''Musharraf's days are numbered. The time has come to end the political role of the army,'' Javed Hashmi, acting president of the Pakistan Muslim League (Nawaz), told reporters before being whisked away by police in the central city of Multan.
In Karachi, the country's largest and most politically volatile city, police chief Azhar Ali Farooqi spelled out the uncompromising stand that has been ordered.
''Our soft policy is over now. We have zero tolerance. We will take action, arrest and use force if necessary,'' Farooqi said, as attention turned to what Pakistan's most potent opposition leader, Benazir Bhutto, might do next.

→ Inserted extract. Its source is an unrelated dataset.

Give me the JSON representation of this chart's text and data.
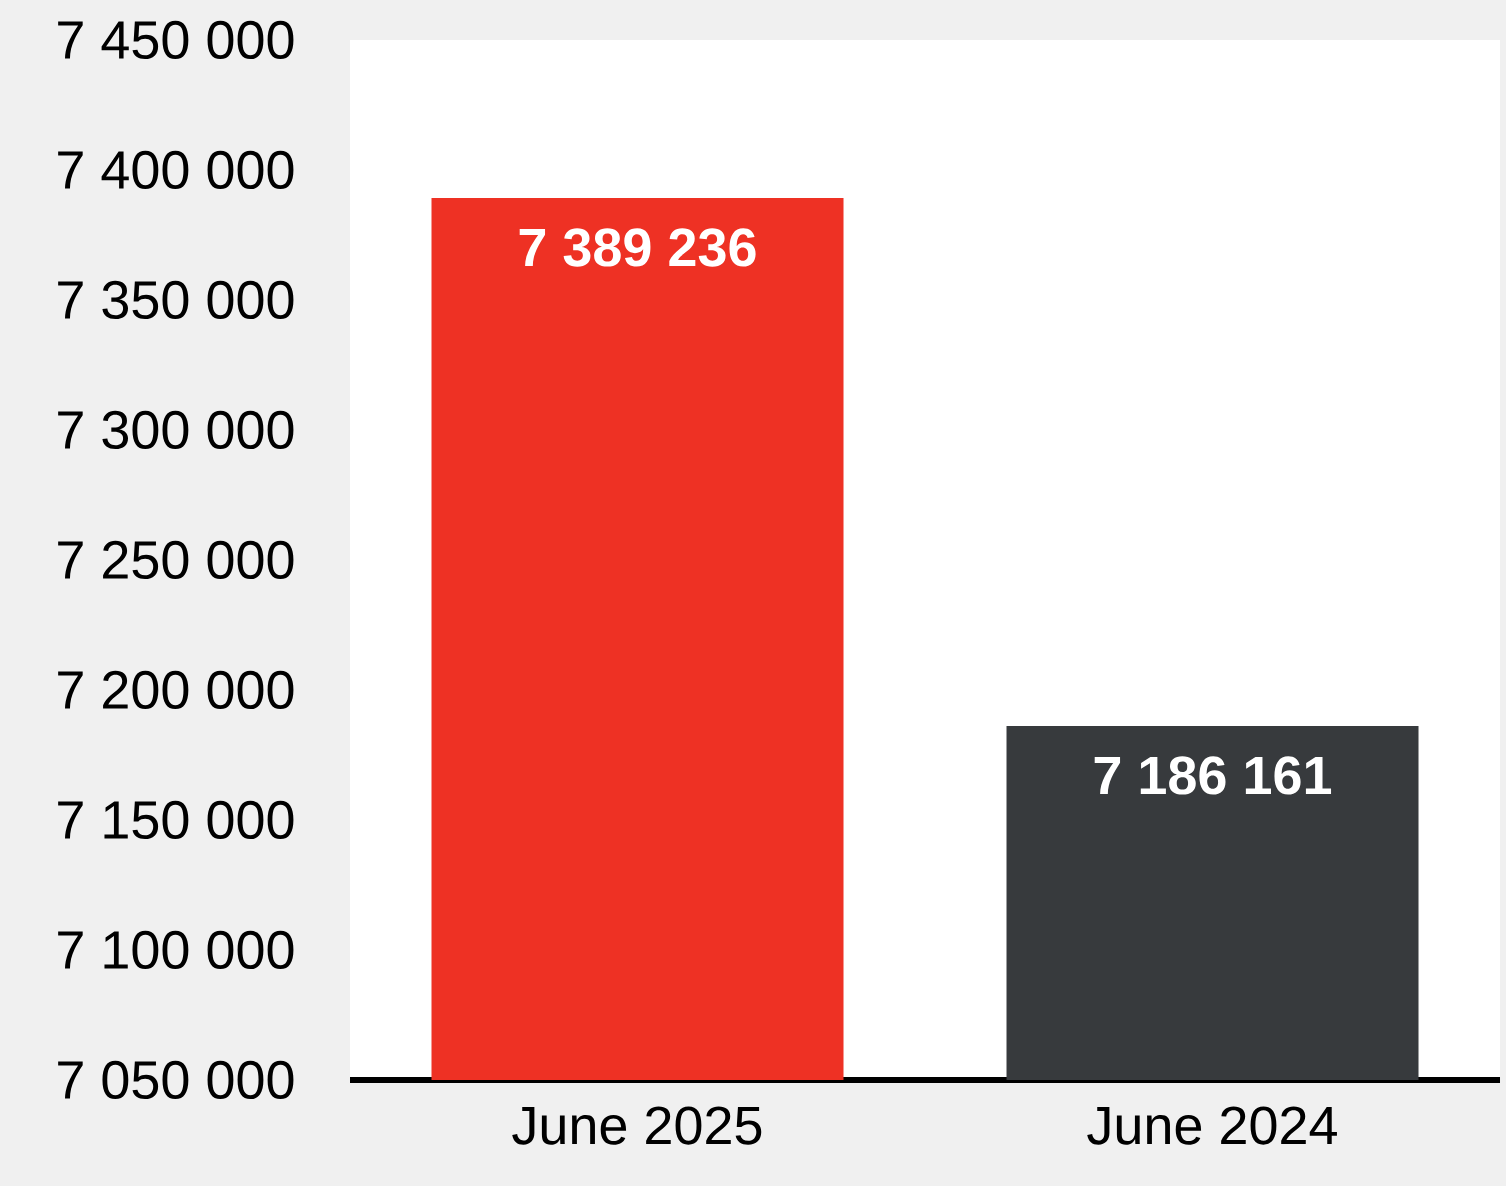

Bhutto, who ended 8 years of self-imposed exile last month with Musharraf's blessing, returned to Karachi yesterday evening after a short trip to Dubai and took a strong stand against what she called a ''mini-martial'' law.

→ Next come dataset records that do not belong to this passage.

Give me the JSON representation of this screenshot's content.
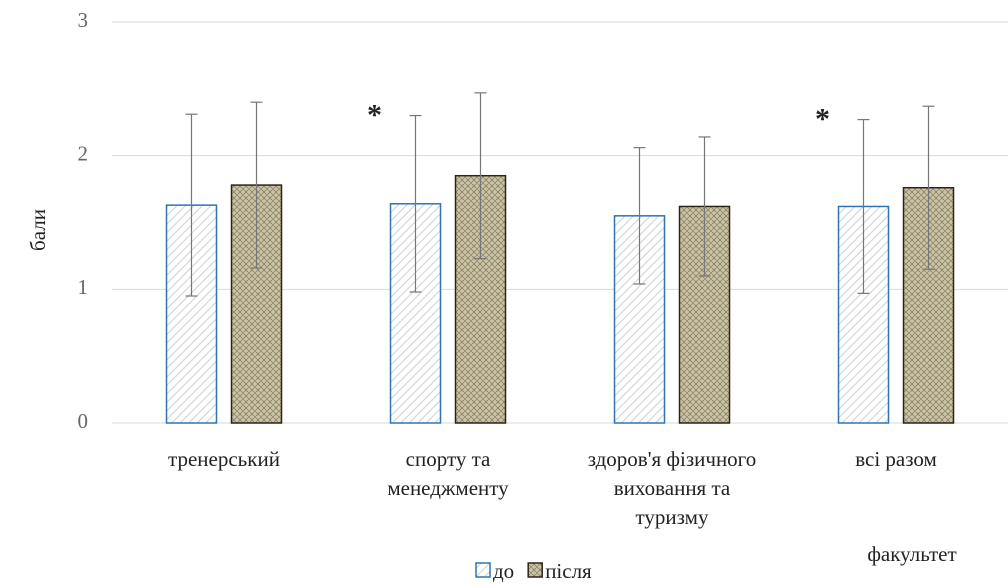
{
  "chart_data": {
    "type": "bar",
    "y_label": "бали",
    "x_label": "факультет",
    "categories": [
      "тренерський",
      "спорту та менеджменту",
      "здоров'я фізичного виховання та туризму",
      "всі разом"
    ],
    "series": [
      {
        "name": "до",
        "color": "#2e75b6",
        "values": [
          1.63,
          1.64,
          1.55,
          1.62
        ],
        "errors": [
          0.68,
          0.66,
          0.51,
          0.65
        ]
      },
      {
        "name": "після",
        "color": "#2b2418",
        "values": [
          1.78,
          1.85,
          1.62,
          1.76
        ],
        "errors": [
          0.62,
          0.62,
          0.52,
          0.61
        ]
      }
    ],
    "markers": [
      null,
      "*",
      null,
      "*"
    ],
    "ylim": [
      0,
      3
    ],
    "yticks": [
      0,
      1,
      2,
      3
    ],
    "grid": true,
    "legend": "bottom"
  }
}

But the litmus test will be whether she calls for street protests or seeks to persuade Musharraf to reverse his decision.
Qazi Hussain Ahmed, the leader of an alliance of Islamist opposition parties and fierce Musharraf critic, planned to address a public meeting outside the eastern city of Lahore later today.

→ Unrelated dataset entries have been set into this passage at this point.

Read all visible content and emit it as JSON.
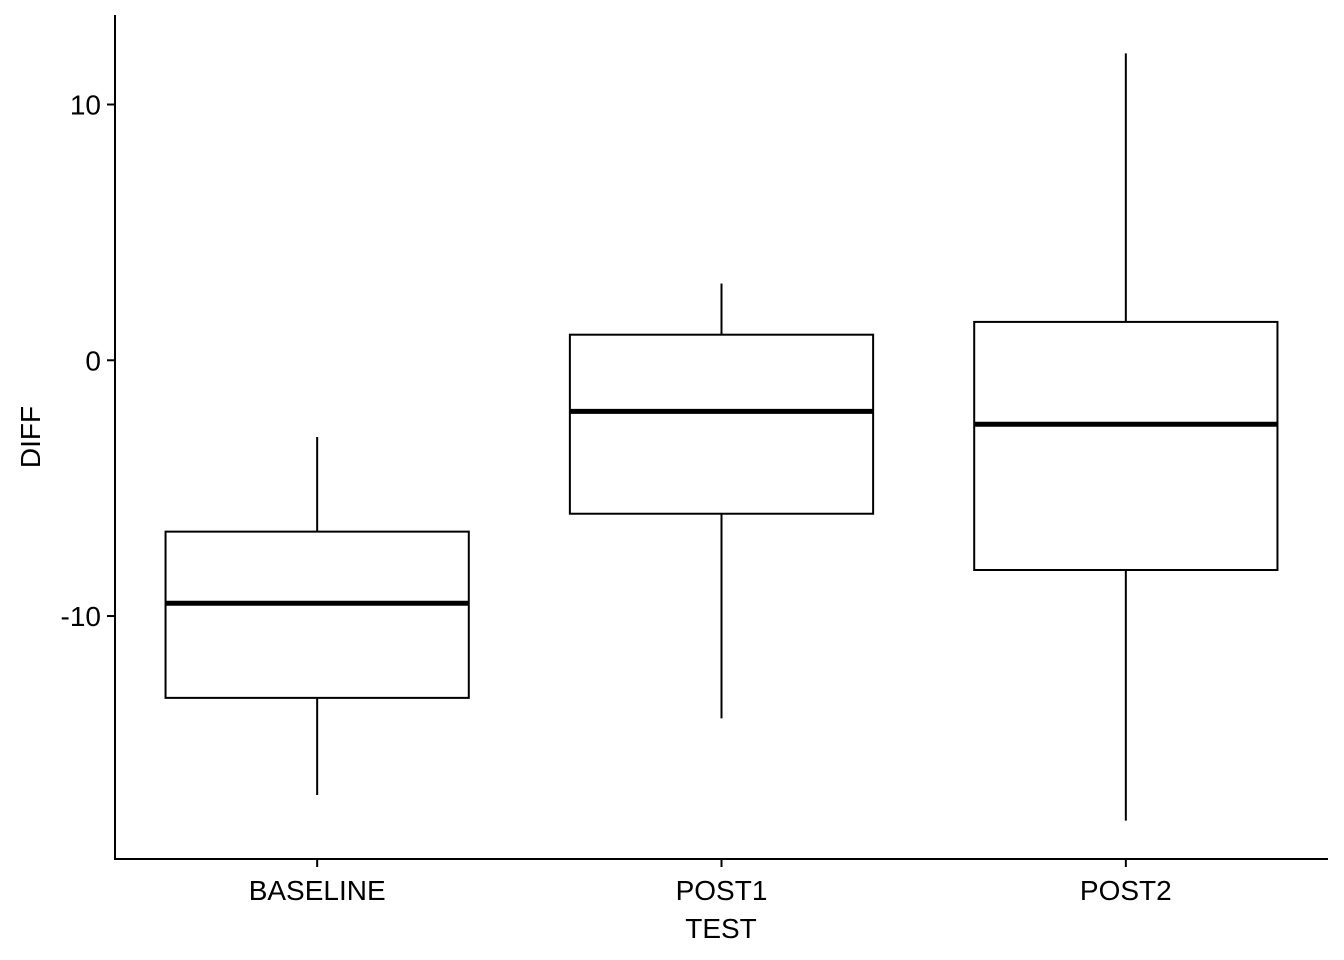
{
  "chart_data": {
    "type": "boxplot",
    "title": "",
    "xlabel": "TEST",
    "ylabel": "DIFF",
    "categories": [
      "BASELINE",
      "POST1",
      "POST2"
    ],
    "boxes": [
      {
        "category": "BASELINE",
        "whisker_low": -17,
        "q1": -13.2,
        "median": -9.5,
        "q3": -6.7,
        "whisker_high": -3
      },
      {
        "category": "POST1",
        "whisker_low": -14,
        "q1": -6,
        "median": -2,
        "q3": 1,
        "whisker_high": 3
      },
      {
        "category": "POST2",
        "whisker_low": -18,
        "q1": -8.2,
        "median": -2.5,
        "q3": 1.5,
        "whisker_high": 12
      }
    ],
    "yticks": [
      10,
      0,
      -10
    ],
    "ylim": [
      -19.5,
      13.5
    ],
    "grid": false,
    "legend": "none"
  }
}
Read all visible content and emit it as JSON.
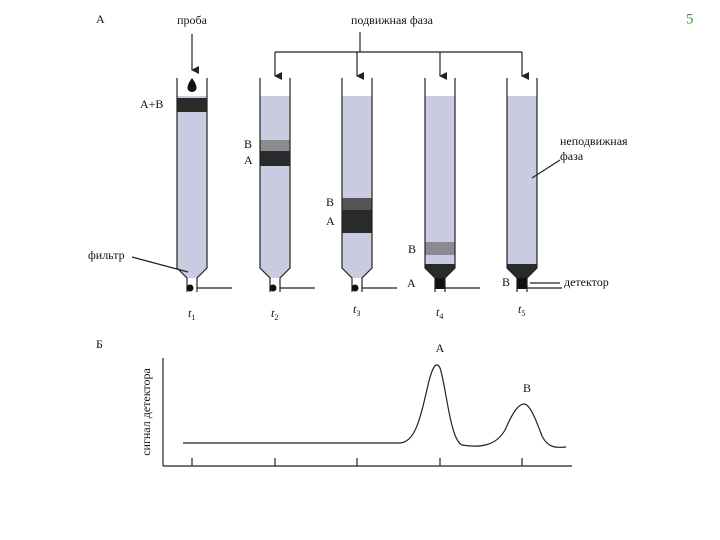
{
  "page_number": "5",
  "panel_a": {
    "label": "А",
    "sample_label": "проба",
    "mobile_phase_label": "подвижная фаза",
    "stationary_phase_label": [
      "неподвижная",
      "фаза"
    ],
    "filter_label": "фильтр",
    "detector_label": "детектор",
    "columns": [
      {
        "time": {
          "symbol": "t",
          "index": "1"
        },
        "labels": [
          "А+В"
        ]
      },
      {
        "time": {
          "symbol": "t",
          "index": "2"
        },
        "labels": [
          "В",
          "А"
        ]
      },
      {
        "time": {
          "symbol": "t",
          "index": "3"
        },
        "labels": [
          "В",
          "А"
        ]
      },
      {
        "time": {
          "symbol": "t",
          "index": "4"
        },
        "labels": [
          "В",
          "А"
        ]
      },
      {
        "time": {
          "symbol": "t",
          "index": "5"
        },
        "labels": [
          "В"
        ]
      }
    ]
  },
  "panel_b": {
    "label": "Б",
    "y_axis_label": "сигнал детектора",
    "peaks": [
      "А",
      "В"
    ]
  }
}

Tariq Mehmood, a leading anti-Musharraf lawyer, said most lawyers opposed to the military ruler were under house arrest or detained.
''It's the second takeover of the country by General Musharraf since 1999. He has not imposed emergency rule but has imposed martial law,'' Mehmood told Reuters from a police station where he was detained.
Police placed leading opposition figure and former cricket star Imran Khan under house arrest early today after he urged Pakistanis to take to the streets.
Khan told CNN Musharraf was to blame for Pakistan's problems and said emergency rule would not help.
''He never said how is he, through the emergency, going to do things that are any different. He was the absolute ruler, he had absolute control, so what was the impediment in his way to fight militancy and terrorism?'' Leading lawyer and opposition figure Aitzaz Ahsan was one of the first to be detained yesterday.
''They have served me a detention order for 30 days,'' Ahsan, president of the Supreme Court Bar Association, told reporters outside his home in the capital.
''One man has taken entire nation hostage... Time has come for General Musharraf to go,'' he said.
Several opposition figures and anti-Musharraf lawyers were also arrested in the southwestern city of Quetta, police said.